Do not include 0 in the search for `l1_ratio` — it won't allow it and will break.

You can use `n_alphas` for the alpha parameters instead of setting your own values, which we highly recommend.

Also, be careful setting too many l1_ratios over cross-validation folds in your search. It can take a long time if you choose too many combinations and, for the most part, there are diminishing returns in this data.

In [32]:
# A:
# Build ElasticNetCV regression model 
elastic_netcv = ElasticNetCV(cv=5, random_state=1,l1_ratio=[.3,.6,.9],alphas=np.linspace(0.01, .99, 100),tol=0.2)
lr_elastic_netcv = elastic_netcv.fit(Xs_train,y_train)
print('The optimal value for elastic net regression alpha is ',elastic_netcv.alpha_)
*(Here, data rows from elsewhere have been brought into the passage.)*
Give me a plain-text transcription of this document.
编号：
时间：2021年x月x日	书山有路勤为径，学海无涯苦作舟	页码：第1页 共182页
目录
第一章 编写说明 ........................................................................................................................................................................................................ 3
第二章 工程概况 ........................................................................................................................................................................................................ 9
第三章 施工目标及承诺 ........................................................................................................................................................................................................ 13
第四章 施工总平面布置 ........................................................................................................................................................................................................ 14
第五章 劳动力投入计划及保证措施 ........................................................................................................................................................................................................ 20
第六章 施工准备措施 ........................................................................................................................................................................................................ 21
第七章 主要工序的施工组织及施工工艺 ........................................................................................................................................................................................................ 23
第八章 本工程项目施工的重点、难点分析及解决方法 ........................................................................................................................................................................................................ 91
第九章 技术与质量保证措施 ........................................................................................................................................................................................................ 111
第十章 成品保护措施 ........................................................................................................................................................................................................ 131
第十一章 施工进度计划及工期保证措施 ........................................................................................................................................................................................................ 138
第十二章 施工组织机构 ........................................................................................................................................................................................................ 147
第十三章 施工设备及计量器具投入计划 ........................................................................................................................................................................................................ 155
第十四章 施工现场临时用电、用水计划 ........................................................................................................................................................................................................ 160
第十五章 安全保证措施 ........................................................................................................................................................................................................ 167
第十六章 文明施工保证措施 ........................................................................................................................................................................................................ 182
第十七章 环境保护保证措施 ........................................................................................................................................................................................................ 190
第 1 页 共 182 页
The optimal value for elastic net regression alpha is  0.09909090909090908


---

### 11) Cross-validate the elastic net $R^2$ with the optimal alpha and l1_ratio.

How does it compare to the ridge and lasso regularized regressions?

In [33]:
# A:
# Perform 5-fold cross validation
scores = cross_val_score(lr_elastic_netcv, Xs_train, y_train, cv=5)
print("Cross-validated scores:", scores)
print("Mean cross-validated scores:", scores.mean())

Cross-validated scores: [0.63895139 0.66060063 0.63241056 0.65975473 0.64980404]
Mean cross-validated scores: 0.6483042717963627


<b style="color:blue;">Answer: </b> The elastic net produce the score which is higher than the previous models but it is not huge difference.